Cette image doit nous aider à comprendre que ces maux qui se manifestent dans notre chair sont aussi des

maux qui proviennent de notre souffrance globale.

Si une société souffre, si une population vit mal son développement, c'est que tous les organes du corps sont

affectés. On peut donc faire une étude de la souffrance d'un peuple, d'une société ou d'une microsociété pour

comprendre ce qui ne va pas et mieux estimer le mal qui la ronge.

De la même manière on ne cherche pas, en métamédecine, à étouffer le mal immédiatement sans d'abord

essayer de comprendre quelle est la cause, nous devrions peut-être faire pareil dans nos sociétés pour éviter

que la gangrène s'installe.

Si nous en revenons à la théorie de la Métamédecine, nous sommes plus à même de guérir une maladie, quand

on s'intéresse à la cause. Guérir, c'est donc éviter de reproduire les causes d'un mal tout en soignant le corps.
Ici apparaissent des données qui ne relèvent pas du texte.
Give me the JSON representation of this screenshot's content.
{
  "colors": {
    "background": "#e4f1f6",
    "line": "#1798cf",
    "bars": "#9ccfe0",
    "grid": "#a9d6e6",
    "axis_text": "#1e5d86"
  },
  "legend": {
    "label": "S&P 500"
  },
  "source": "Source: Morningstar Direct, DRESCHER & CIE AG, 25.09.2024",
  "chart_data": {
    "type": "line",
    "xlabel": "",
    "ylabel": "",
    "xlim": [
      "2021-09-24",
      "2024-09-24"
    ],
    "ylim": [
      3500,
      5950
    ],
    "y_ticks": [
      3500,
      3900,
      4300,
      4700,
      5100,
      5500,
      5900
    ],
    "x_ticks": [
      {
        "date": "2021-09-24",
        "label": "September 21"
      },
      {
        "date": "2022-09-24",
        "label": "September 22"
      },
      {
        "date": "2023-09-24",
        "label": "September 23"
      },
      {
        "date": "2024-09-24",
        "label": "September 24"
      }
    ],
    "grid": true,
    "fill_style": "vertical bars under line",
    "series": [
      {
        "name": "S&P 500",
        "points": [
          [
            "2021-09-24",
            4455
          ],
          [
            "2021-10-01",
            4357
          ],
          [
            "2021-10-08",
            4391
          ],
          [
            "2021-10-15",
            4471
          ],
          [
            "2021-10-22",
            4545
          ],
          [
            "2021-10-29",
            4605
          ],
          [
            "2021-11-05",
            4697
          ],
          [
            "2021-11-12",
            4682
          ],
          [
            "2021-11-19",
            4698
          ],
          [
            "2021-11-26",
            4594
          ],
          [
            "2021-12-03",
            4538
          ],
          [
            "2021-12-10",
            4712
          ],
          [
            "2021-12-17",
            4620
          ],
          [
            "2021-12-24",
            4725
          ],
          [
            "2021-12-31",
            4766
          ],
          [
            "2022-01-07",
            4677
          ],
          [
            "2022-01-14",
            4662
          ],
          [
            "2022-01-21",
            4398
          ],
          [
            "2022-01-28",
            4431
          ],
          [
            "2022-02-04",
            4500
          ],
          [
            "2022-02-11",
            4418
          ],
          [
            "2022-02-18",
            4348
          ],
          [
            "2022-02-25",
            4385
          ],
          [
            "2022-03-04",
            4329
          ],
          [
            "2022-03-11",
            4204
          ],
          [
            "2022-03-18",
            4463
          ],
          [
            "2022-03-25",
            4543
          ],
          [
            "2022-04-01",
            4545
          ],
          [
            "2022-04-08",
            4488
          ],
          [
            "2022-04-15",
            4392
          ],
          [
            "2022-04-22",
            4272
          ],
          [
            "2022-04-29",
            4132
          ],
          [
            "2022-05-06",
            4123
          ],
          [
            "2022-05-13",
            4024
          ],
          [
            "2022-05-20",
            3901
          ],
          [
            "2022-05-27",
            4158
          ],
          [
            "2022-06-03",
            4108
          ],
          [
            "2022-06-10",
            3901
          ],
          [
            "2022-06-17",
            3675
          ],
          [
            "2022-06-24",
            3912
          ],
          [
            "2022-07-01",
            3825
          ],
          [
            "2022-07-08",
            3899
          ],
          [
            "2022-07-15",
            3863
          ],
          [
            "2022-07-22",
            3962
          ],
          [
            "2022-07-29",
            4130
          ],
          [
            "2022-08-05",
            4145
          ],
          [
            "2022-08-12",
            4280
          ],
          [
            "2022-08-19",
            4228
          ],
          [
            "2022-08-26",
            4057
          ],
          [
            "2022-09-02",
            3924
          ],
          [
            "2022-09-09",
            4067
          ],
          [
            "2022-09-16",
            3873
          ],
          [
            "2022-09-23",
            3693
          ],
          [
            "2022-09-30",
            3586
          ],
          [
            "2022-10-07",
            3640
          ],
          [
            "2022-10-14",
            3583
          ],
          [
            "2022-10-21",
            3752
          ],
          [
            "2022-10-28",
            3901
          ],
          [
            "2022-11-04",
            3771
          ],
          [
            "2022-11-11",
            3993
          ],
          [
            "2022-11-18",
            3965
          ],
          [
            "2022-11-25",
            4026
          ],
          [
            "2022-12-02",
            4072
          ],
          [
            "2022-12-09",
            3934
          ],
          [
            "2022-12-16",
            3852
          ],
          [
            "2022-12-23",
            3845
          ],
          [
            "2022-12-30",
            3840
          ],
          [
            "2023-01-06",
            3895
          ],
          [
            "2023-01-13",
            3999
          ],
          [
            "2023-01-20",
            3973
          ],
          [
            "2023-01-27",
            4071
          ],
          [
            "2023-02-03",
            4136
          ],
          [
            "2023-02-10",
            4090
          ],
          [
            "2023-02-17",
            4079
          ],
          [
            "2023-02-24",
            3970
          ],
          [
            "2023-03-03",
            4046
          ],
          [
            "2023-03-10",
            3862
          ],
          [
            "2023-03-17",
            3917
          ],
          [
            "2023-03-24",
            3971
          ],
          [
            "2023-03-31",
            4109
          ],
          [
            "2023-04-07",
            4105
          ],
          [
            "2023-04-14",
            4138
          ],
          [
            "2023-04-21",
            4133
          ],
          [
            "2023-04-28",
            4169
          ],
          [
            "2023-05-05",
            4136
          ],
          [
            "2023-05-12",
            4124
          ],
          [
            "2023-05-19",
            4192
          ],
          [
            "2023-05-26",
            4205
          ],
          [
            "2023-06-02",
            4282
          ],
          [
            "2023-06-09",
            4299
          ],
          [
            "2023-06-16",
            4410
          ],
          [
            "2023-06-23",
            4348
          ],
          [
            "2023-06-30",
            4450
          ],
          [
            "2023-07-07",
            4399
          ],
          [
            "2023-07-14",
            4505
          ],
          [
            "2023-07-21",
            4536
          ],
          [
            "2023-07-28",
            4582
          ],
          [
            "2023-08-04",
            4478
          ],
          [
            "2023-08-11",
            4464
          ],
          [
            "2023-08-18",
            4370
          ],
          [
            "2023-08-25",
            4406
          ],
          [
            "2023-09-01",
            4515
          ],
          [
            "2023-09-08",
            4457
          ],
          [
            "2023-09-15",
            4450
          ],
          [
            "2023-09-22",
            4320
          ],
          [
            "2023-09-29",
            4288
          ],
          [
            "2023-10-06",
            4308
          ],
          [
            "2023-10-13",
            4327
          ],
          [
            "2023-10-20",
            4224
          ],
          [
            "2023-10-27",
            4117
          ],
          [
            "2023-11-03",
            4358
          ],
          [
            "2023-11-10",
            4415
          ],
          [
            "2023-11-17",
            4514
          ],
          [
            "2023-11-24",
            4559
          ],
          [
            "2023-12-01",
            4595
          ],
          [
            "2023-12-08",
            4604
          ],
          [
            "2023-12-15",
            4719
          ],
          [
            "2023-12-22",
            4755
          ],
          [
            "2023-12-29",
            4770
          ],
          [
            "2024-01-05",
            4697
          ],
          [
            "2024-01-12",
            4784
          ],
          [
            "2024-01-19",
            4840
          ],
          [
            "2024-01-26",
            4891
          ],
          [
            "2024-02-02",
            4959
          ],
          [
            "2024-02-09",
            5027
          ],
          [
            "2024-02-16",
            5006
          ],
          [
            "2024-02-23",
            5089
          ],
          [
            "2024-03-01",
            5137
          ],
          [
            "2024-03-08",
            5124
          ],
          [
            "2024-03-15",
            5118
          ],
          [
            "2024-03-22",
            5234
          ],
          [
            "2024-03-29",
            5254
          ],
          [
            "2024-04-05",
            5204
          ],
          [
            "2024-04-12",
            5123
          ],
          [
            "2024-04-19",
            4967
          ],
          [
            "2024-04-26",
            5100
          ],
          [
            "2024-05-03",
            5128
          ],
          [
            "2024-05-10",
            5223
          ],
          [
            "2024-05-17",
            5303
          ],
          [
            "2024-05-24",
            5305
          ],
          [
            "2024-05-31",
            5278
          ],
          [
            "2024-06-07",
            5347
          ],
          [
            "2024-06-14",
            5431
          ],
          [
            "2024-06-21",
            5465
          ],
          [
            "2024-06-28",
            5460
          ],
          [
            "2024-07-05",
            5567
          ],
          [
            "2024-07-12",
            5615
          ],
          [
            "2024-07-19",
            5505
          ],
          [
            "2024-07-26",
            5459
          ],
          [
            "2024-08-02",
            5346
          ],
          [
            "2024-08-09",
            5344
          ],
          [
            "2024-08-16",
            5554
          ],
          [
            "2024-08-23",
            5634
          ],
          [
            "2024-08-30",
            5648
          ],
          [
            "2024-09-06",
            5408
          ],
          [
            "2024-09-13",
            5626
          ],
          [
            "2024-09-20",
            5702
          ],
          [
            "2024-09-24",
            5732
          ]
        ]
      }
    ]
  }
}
Peut-être que notre société veut guérir ces maux comme le fait la médecine allopathique. Elle nous oblige à

taire les maux qui s'expriment dans son corps social. Par exemple, la retraite, les Roms, la sécurité sociale,

etc. On veut absolument trouver une solution pour que ces problèmes disparaissent, mais personne ne

s'inquiète de savoir pourquoi ils sont apparus. Parce que la responsabilité est trop grande et que changer

certaines choses bouleverserait nos habitudes.

Le même principe s'applique avec nos maux personnels. Parfois, on connait la cause de nos souffrances, mais

on préfère taire la douleur plutôt que de s'occuper de la cause. Même quand on sait que cela peut nous être

fatal, on reste attaché à la souffrance. On est parfois résigné à cette fin tragique, comme si l'on n'y pouvait

rien.

Alors, il est important de réfléchir à toutes ces choses et de se poser les vraies questions avant de taire le

messager qui veut nous éviter les drames.